W 31 minucie Zagłębie zmarnowało dogodną okazję. Dawid Ryndak wbiegł w pole karne, jednak zamiast podać na 5 metr do Filipowicza, próbował samemu zakończyć akcję. Lepszy okazał się golkiper Wieliczki. Końcówka zdecydowanie należała do Górnika. Kisiel dwukrotnie wychodził na czystą pozycję, jednak w ostatniej chwili piłkę wybijali obrońcy. Po jednej z akcji dobrą interwencją popisał się Masarczyk, a strzałem Górski. Tuz przed gwizdkiem kończącym pierwszą połowę Krzysztof Myśliwy prawą stroną przeprowadził rajd, jednak niedokładnie podał piłkę do stojącego na czystej pozycji Filipowicza i akcja nie zakończyła się nawet strzałem.
W drugiej odsłonie ponownie doszło do kilku zmian. Na boisku pozostał Filipowicz, a pojawił się Suchomłyn. Pierwsi zaatakowali piłkarze Górnika. Leśniewski otrzymał zza pleców bardzo dobre podanie i nie kryty wbiegł w pole karne. Tu jednak w porę kąt skrócił Gostomski i piłkarz z Wieliczki strzelił tuż obok lewego słupka. Cztery minuty później goście przeprowadzili kopię tej sytuacji, jednak tym razem byli skuteczni. Leśniewski ponownie wyszedł na dobrą pozycję i strzelił bramkę. Błędu nie popełnił Gostomski, ale słowa reprymendy należą się za to linii defensywnej. Zarówno Tomasz Balul jak i Michał Wróbel nie zdołali upilnować zawodnika.
Zagłębie rozpoczęło ataki po stracie bramki. Już w 62 minucie spotkania był remis. Pavol Hustava uruchomił na prawej stronie Piotra Smolca. Ten zostawił piłkę Łuczywkowi, który podał w pole karne. Tam świetnie odnalazł się Tomasz Szatan i głową doprowadził do remisu. Na tym Zagłębie nie poprzestało. Chwilę później ponownie Szatan próbował zagrozić bramce, jednak jego strzał z dystansu obronił golkiper gości.
W na 10 minut przed końcem meczu, Zagłębie przeprowadziło szereg dobrych akcji. Najpierw Smolec podawał w pole karne, gdzie Suchomłyn mógł zdobyć bramkę, ale został zablokowany. Chwilę później strzał Strojka wybili obrońcy. A po rzucie rożnym tuż obok bramki strzelił Pavol Hustava. W 82 minucie udało się jednak zdobyć zwycięskiego gola. Piotr Smolec przejął piłkę na prawej stronie, dośrodkował w pole karne, gdzie Wojciech Białek umieścił piłkę w siatce.

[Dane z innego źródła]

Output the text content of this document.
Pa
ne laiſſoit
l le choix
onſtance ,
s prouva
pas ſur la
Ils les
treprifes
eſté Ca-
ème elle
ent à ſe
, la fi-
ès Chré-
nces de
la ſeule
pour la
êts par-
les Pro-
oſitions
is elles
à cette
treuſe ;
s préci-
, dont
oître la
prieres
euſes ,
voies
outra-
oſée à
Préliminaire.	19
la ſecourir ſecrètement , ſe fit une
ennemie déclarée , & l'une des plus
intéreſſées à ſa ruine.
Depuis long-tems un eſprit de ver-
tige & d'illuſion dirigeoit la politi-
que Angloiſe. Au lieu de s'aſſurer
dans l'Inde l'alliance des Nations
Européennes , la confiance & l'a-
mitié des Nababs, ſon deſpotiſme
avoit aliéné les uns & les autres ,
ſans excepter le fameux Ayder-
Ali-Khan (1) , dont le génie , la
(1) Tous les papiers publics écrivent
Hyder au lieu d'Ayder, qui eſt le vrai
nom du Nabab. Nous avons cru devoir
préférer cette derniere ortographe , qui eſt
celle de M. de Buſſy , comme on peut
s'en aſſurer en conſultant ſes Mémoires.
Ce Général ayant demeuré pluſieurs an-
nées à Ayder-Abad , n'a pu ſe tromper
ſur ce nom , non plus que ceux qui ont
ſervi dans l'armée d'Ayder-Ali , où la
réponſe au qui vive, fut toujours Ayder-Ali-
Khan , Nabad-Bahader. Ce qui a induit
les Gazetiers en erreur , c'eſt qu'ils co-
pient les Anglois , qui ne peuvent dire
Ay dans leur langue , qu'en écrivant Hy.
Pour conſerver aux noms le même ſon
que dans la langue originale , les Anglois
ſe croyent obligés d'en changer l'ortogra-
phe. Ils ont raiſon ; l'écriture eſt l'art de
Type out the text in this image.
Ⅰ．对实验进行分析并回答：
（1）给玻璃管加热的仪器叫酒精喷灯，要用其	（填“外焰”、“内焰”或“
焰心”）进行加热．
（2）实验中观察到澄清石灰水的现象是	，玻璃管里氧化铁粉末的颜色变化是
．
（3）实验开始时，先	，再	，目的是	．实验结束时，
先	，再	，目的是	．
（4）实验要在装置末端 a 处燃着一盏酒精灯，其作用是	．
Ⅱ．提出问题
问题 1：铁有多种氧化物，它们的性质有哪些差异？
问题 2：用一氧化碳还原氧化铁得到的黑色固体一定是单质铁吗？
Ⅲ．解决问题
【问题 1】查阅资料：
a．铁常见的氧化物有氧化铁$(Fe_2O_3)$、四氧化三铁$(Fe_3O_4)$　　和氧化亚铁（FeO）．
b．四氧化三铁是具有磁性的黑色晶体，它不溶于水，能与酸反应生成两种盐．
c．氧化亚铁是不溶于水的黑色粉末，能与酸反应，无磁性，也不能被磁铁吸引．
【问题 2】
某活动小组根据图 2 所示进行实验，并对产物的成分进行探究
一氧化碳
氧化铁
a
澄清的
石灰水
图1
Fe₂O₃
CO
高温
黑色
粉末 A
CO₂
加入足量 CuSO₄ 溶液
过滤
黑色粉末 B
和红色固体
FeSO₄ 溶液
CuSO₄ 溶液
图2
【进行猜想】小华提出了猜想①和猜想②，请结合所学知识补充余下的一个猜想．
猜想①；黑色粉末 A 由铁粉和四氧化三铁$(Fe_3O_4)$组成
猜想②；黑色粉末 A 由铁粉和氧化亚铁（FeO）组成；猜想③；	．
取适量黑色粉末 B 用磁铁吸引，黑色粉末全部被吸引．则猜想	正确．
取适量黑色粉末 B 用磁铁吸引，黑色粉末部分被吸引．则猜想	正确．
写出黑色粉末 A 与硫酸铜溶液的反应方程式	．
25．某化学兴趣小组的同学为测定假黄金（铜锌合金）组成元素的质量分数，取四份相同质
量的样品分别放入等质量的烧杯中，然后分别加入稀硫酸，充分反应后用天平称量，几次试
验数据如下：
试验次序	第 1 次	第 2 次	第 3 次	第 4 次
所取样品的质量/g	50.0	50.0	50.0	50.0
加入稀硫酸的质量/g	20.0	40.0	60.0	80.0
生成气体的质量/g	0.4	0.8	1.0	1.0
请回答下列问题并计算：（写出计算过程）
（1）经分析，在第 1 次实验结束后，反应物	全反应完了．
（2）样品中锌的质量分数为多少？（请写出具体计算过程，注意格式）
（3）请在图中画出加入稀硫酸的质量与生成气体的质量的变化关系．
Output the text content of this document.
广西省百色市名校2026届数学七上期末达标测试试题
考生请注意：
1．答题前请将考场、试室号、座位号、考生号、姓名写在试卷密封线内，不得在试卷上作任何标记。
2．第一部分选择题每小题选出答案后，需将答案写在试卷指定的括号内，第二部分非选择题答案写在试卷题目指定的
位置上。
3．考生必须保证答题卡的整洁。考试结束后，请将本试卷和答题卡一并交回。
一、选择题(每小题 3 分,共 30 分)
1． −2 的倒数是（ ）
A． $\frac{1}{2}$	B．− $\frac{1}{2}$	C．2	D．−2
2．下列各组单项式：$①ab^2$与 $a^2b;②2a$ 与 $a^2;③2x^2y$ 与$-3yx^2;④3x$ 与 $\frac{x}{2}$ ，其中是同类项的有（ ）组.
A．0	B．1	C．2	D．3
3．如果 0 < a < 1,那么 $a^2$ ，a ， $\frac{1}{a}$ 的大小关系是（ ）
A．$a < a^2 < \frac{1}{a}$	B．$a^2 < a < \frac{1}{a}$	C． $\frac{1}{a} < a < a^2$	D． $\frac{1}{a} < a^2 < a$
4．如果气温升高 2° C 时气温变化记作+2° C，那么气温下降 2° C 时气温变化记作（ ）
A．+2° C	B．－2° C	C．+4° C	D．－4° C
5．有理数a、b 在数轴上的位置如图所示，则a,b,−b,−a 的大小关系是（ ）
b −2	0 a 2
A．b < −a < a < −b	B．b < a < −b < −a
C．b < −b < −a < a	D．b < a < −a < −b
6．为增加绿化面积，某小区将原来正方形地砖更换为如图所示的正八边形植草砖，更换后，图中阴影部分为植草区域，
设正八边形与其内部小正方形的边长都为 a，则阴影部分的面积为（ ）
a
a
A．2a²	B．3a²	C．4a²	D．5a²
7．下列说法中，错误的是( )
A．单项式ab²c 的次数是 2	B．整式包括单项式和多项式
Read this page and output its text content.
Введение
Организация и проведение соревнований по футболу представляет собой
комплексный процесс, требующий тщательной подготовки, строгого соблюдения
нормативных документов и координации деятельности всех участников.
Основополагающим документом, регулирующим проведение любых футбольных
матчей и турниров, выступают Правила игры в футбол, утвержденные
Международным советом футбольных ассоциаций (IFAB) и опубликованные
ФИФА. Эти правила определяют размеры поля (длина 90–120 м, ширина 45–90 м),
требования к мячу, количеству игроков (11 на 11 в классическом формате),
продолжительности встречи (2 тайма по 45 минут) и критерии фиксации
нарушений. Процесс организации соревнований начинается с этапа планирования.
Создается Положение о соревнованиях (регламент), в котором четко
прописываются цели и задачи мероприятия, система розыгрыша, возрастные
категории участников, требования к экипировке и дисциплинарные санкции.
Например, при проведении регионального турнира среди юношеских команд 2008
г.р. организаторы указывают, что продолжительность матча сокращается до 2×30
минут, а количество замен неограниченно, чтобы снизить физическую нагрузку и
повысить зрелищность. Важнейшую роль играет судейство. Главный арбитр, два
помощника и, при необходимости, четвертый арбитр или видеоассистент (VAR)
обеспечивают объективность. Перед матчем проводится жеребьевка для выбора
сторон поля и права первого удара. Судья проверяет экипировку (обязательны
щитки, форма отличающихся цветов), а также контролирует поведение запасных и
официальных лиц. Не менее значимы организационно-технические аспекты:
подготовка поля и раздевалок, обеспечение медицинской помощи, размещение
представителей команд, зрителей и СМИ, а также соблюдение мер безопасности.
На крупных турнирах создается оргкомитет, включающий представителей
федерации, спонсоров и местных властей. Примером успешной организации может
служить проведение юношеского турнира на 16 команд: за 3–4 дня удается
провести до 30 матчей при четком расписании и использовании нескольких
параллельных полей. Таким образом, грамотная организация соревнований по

W końcówce goście mogli doprowadzić do remisu, ale strzał Nowaka z 16 metrów trafił w poprzeczkę.
Niestety w trakcie drugiej odsłony Leśniewski dość ostro wszedł w Arkadiusza Kłodę, który musiał opuścić plac gry. - Miejmy nadzieję, że to nic groźnego. Prawdopodobnie to jakieś problemy ze stawem skokowym lub z więzadłami pobocznymi. Jednak jesteśmy dobrej myśli - powiedział trener Janusz Kudyba.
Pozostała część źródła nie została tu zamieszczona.